Michelin : quand le Bibendum se dégonfle
Par Pierre-Yves MESCOFF - Journal RESO n° 241 - Novembre 2024
Mis en ligne le 22 novembre 2024

Il y a quelques jours la direction de Michelin a annoncé la fermeture d’ici début 2026 de deux sites de production de pneus pour camions et camionnettes à Vannes (Morbihan) et Cholet (Maine-et-Loire). En tout, 1254 salariés sont concernés, sans compter les emplois induits sur ces 2 sites. Ces fermetures décidées sans concertation ni avec les salariés (les organisations syndicales ont d’ailleurs cessé tout contact avec la direction faute d’être entendues) ni avec l’État suivent celles de quatre autres sites en 20 ans, après Poitiers, Toul, Joué-les-Tours et La Roche-sur-Yon. En cause, selon la direction, la concurrence asiatique et une perte de compétitivité au niveau européen. Est-ce vraiment les seuls motifs ? On remarquera que la fermeture de l’usine de Cholet s’accompagnera d’un transfert d’une partie de la production vers des usines en Italie, Espagne et Pologne.
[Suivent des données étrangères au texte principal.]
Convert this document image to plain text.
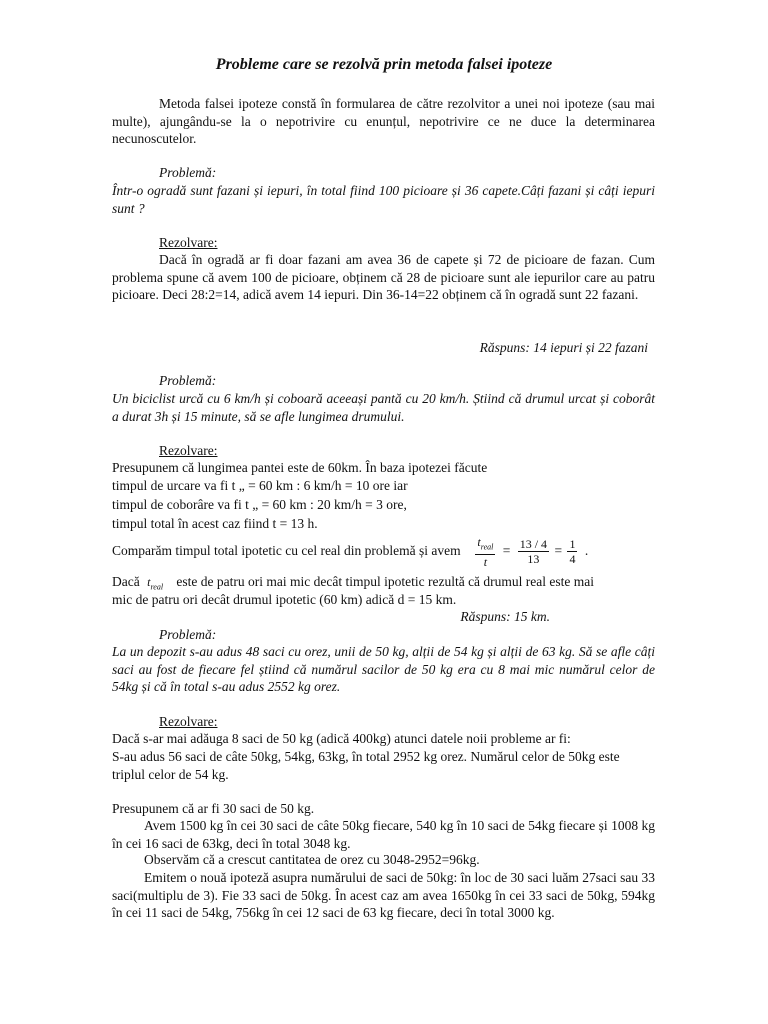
Probleme care se rezolvă prin metoda falsei ipoteze
Metoda falsei ipoteze constă în formularea de către rezolvitor a unei noi ipoteze (sau mai multe), ajungându-se la o nepotrivire cu enunțul, nepotrivire ce ne duce la determinarea necunoscutelor.
Problemă:
Într-o ogradă sunt fazani și iepuri, în total fiind 100 picioare și 36 capete.Câți fazani și câți iepuri sunt ?
Rezolvare:
Dacă în ogradă ar fi doar fazani am avea 36 de capete și 72 de picioare de fazan. Cum problema spune că avem 100 de picioare, obținem că 28 de picioare sunt ale iepurilor care au patru picioare. Deci 28:2=14, adică avem 14 iepuri. Din 36-14=22 obținem că în ogradă sunt 22 fazani.
Răspuns: 14 iepuri și 22 fazani
Problemă:
Un biciclist urcă cu 6 km/h și coboară aceeași pantă cu 20 km/h. Știind că drumul urcat și coborât a durat 3h și 15 minute, să se afle lungimea drumului.
Rezolvare:
Presupunem că lungimea pantei este de 60km. În baza ipotezei făcute
timpul de urcare va fi t „ = 60 km : 6 km/h = 10 ore iar
timpul de coborâre va fi t „ = 60 km : 20 km/h = 3 ore,
timpul total în acest caz fiind t = 13 h.
Comparăm timpul total ipotetic cu cel real din problemă și avem $\frac{t_{real}}{t} = \frac{13 / 4}{13} = \frac{1}{4}$ .
Dacă $t_{real}$ este de patru ori mai mic decât timpul ipotetic rezultă că drumul real este mai
mic de patru ori decât drumul ipotetic (60 km) adică d = 15 km.
Răspuns: 15 km.
Problemă:
La un depozit s-au adus 48 saci cu orez, unii de 50 kg, alții de 54 kg și alții de 63 kg. Să se afle câți saci au fost de fiecare fel știind că numărul sacilor de 50 kg era cu 8 mai mic numărul celor de 54kg și că în total s-au adus 2552 kg orez.
Rezolvare:
Dacă s-ar mai adăuga 8 saci de 50 kg (adică 400kg) atunci datele noii probleme ar fi:
S-au adus 56 saci de câte 50kg, 54kg, 63kg, în total 2952 kg orez. Numărul celor de 50kg este triplul celor de 54 kg.
Presupunem că ar fi 30 saci de 50 kg.
Avem 1500 kg în cei 30 saci de câte 50kg fiecare, 540 kg în 10 saci de 54kg fiecare și 1008 kg în cei 16 saci de 63kg, deci în total 3048 kg.
Observăm că a crescut cantitatea de orez cu 3048-2952=96kg.
Emitem o nouă ipoteză asupra numărului de saci de 50kg: în loc de 30 saci luăm 27saci sau 33 saci(multiplu de 3). Fie 33 saci de 50kg. În acest caz am avea 1650kg în cei 33 saci de 50kg, 594kg în cei 11 saci de 54kg, 756kg în cei 12 saci de 63 kg fiecare, deci în total 3000 kg.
Cette décision, que contestent avec raison les organisations syndicales, intervient alors que les bénéfices globaux du groupe n’ont jamais été aussi importants, de même que les dividendes versés aux actionnaires. Certes, la concurrence avec les entreprises asiatiques est bien réelle, comme en témoignent les difficultés d’autres entreprises de ventes automobiles en Europe. Toutefois, on peut s’étonner que Michelin n’ait pas fait appel à la protection de l’État alors que celui-ci lui a octroyé des fonds importants depuis des décennies.

Or, même si c’est l’Union européenne qui devrait prendre des mesures pour protéger son industrie, la France peut sans attendre agir elle-même en taxant davantage les produits importés depuis la Chine.

A l’entendre, la direction de Michelin affirme qu’aucun des salariés concernés ne sera laissé sur le carreau, prévoyant notamment des pré-retraites et des mobilités vers d’autres sites du groupe.

Mais comment croire qu’une pré-retraite imposée soit vraiment de nature à satisfaire les salariés qui en bénéficieraient ?

Quant à l’affectation vers d’autres sites du groupe, on peut se mettre à la place de ceux qui, licenciés à la Roche-sur-Yon ou ailleurs, ont accepté de venir à Vannes ou à Cholet avec les conséquences notamment familiales que cela implique.

Même si les primes allouées devaient être conséquentes, rien ne remplace le travail supprimé, parfois au bout de 15 ou 20 ans dans l’entreprise.

Par ailleurs, la fermeture d’une usine a des conséquences sur l’ensemble du site concerné, que ce soit au niveau des sous-traitants ou des commerces locaux. La direction de Michelin a beau affirmer qu’elle a participé à la création d’autres emplois sur les sites qui ont été fermés, comme à la Roche-sur-Yon (à vérifier) cela ne se fait pas en un jour. En clair, il est évident que la fermeture des sites constitue un mauvais coup tant pour les salariés que pour les territoires concernés.

Mais si la direction de Michelin est évidemment la première responsable des décisions qu’elle prend, on ne saurait oublier que ces fermetures, qui participent à la désindustrialisation de la France, sont aussi la conséquence d’une politique menée depuis plus de 20 ans par les différents gouvernements, parfois sciemment, parfois par manque de courage politique.